068)農村で娘をもつ(1)

 昨年3月末、広霊県苑西庄村の農家でツアーが一泊したときのことです。村の小学校の先生が女の子の頭をなでながら話しました。
 「この子は勉強がすきで、よくできます。この学校で学ぶのは低学年だけで、4年生以上は隣り村の学校に通いますが、そこでもずっと1番。まもなく卒業ですが、家庭が貧しいうえに弟が2人いるので中学校にはいけません」その子は両手で顔をおおって泣きだしました。日本からきた人たちもみな泣いたのです。

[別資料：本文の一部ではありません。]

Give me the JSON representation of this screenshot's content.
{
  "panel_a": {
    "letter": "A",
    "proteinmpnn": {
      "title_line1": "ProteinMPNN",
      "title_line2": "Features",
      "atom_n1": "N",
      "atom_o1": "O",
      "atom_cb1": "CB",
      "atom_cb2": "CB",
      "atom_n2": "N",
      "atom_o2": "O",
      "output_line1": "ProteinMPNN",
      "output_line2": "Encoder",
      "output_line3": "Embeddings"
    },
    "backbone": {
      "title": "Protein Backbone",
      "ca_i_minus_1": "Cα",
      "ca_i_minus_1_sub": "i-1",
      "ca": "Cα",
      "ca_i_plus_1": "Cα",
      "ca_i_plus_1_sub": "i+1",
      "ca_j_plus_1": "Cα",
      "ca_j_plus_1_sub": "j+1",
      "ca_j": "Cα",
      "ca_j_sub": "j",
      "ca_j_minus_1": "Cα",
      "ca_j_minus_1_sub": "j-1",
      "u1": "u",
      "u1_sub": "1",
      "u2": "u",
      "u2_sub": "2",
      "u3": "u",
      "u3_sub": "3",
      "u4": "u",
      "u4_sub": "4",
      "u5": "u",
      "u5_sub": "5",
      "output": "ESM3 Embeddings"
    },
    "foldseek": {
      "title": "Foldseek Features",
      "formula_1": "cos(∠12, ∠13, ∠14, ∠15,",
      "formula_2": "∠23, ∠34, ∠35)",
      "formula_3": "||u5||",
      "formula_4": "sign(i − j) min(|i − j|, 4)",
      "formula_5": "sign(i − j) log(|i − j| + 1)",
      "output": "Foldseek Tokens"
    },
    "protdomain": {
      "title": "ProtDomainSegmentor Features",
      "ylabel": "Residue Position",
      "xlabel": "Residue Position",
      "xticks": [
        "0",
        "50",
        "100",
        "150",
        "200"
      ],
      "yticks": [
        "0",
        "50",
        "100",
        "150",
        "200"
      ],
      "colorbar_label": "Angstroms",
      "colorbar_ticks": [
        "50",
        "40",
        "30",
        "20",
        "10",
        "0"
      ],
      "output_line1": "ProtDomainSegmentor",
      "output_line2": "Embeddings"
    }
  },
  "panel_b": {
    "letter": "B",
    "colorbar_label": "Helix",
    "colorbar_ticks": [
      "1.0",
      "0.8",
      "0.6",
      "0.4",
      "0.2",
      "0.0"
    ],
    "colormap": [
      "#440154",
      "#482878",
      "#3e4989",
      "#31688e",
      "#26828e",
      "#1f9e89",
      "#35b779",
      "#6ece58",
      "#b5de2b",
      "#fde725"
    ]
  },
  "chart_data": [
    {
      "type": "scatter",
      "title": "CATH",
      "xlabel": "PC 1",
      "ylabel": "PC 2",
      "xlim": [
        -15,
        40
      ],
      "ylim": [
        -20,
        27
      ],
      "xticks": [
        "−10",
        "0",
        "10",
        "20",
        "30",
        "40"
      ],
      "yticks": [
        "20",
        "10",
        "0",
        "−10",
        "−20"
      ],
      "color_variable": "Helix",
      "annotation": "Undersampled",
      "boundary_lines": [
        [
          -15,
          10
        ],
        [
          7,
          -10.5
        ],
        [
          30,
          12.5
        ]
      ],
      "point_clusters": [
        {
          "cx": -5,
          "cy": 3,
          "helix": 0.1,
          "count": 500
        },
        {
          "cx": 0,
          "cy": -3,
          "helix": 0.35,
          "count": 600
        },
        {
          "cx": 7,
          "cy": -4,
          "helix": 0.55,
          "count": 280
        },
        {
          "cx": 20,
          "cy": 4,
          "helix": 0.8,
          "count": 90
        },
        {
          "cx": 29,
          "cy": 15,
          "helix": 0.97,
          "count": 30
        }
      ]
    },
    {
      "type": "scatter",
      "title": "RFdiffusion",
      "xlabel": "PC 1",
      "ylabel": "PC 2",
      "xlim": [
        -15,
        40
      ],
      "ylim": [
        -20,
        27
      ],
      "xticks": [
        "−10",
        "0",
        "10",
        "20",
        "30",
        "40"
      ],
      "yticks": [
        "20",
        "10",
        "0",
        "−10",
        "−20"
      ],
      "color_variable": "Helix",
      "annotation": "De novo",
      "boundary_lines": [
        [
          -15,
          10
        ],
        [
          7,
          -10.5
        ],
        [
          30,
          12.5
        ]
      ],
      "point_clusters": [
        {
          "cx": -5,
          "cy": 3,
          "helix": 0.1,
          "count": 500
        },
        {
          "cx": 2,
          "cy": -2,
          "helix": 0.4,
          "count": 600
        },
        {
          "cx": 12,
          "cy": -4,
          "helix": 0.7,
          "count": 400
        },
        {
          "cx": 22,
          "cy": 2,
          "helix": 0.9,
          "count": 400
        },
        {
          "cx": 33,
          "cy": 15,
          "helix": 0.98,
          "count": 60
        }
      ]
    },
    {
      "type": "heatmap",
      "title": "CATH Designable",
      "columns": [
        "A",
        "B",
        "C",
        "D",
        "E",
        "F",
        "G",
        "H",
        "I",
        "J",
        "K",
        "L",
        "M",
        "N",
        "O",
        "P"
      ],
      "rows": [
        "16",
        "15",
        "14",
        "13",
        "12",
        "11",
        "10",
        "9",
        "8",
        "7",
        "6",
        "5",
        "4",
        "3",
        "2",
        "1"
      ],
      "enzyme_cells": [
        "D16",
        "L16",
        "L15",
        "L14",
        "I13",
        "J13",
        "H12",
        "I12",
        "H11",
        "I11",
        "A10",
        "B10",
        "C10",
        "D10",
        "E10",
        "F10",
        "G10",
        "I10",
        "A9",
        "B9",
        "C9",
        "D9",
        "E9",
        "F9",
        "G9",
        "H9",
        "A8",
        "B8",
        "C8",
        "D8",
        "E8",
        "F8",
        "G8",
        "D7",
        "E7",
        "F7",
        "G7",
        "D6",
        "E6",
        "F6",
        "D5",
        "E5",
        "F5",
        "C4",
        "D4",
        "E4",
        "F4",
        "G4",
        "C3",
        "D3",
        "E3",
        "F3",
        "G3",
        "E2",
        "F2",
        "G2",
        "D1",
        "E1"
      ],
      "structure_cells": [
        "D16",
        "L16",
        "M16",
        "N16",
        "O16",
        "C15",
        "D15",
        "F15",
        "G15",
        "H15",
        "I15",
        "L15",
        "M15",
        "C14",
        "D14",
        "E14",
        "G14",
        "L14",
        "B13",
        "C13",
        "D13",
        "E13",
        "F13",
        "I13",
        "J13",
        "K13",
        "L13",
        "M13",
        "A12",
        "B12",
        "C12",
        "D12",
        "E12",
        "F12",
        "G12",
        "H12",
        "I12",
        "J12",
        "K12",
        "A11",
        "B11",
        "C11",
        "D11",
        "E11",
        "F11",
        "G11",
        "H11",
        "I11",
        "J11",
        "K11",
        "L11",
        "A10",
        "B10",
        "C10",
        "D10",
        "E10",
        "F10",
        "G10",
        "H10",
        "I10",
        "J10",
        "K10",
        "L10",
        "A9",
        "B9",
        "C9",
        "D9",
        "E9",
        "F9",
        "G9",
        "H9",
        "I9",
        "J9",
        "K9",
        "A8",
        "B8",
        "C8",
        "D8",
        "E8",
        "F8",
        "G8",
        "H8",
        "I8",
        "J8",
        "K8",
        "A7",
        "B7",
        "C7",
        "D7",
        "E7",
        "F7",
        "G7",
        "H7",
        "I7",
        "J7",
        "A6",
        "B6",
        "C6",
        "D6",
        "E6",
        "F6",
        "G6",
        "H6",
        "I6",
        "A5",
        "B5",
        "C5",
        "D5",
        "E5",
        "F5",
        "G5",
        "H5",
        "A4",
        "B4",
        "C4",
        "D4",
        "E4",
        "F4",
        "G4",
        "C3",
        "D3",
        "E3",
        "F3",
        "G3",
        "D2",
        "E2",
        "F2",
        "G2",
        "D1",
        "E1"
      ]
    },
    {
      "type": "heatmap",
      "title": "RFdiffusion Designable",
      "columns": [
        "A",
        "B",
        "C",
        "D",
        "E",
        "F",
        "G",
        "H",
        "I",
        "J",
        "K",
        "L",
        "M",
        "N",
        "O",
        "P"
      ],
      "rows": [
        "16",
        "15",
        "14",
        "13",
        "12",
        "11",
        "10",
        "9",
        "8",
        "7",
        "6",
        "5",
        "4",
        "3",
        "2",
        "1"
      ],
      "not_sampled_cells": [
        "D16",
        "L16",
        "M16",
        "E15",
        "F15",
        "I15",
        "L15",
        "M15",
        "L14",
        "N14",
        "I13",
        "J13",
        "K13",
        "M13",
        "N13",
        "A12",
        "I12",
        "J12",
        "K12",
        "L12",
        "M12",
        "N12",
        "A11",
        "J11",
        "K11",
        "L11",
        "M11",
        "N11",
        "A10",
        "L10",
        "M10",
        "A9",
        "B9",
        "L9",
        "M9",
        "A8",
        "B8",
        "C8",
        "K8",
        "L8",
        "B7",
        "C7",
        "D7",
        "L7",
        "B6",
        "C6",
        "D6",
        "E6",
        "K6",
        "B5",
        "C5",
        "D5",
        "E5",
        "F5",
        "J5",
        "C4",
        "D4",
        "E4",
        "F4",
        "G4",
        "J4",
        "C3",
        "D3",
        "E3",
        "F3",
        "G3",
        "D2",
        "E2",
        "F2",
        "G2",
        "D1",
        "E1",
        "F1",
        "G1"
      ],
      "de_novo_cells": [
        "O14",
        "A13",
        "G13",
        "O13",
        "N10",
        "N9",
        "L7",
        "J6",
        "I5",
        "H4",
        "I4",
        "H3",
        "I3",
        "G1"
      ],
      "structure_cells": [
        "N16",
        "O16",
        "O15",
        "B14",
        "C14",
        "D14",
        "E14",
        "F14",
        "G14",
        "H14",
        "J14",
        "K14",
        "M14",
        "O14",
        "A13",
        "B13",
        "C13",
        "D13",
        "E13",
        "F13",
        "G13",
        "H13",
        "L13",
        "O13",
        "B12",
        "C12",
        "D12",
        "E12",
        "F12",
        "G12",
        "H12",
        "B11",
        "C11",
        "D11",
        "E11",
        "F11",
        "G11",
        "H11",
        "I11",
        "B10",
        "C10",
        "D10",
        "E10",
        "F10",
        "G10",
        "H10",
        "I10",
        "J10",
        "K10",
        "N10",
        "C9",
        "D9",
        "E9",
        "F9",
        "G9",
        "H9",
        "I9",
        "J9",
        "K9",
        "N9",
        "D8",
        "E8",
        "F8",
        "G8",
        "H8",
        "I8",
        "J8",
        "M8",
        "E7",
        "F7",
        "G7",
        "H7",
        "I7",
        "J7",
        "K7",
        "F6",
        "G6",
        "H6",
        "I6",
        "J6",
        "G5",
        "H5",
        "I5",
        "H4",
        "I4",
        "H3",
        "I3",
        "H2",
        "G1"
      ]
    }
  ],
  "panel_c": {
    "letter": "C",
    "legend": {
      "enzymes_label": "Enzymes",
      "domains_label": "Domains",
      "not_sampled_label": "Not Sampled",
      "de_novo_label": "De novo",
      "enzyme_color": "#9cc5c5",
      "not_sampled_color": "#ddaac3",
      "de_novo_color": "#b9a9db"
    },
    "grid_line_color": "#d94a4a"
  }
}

 中国でも義務教育は6+3の9年制ですが、貧しい農村では小学校を卒業できない子も珍しくありません。学校にやるのは男の子優先で、失学する率は女の子のほうが高いのです。農家の土塀に「文盲は娶るな!」と書かれていることでもそれがわかります。ずいぶんなスローガンですけど、女の子も学校にやるよう呼びかけているんですね。
 なんとかしたいと考えてはじめたのが小学校付属果樹園です。この村でも2000年からアンズを植えていますが収穫は06年ごろから。水のない村だったので、井戸を掘るところからスタートしたため、ここまでくるのに10年かかりました。この子のためにはまにあいません。
 私としては、個人的な支援は避けたいと思っていました。学校にいけない周囲の子がより不幸にならないか心配だったからです。でも今回はしかたありません。私が名乗り出ることにしました。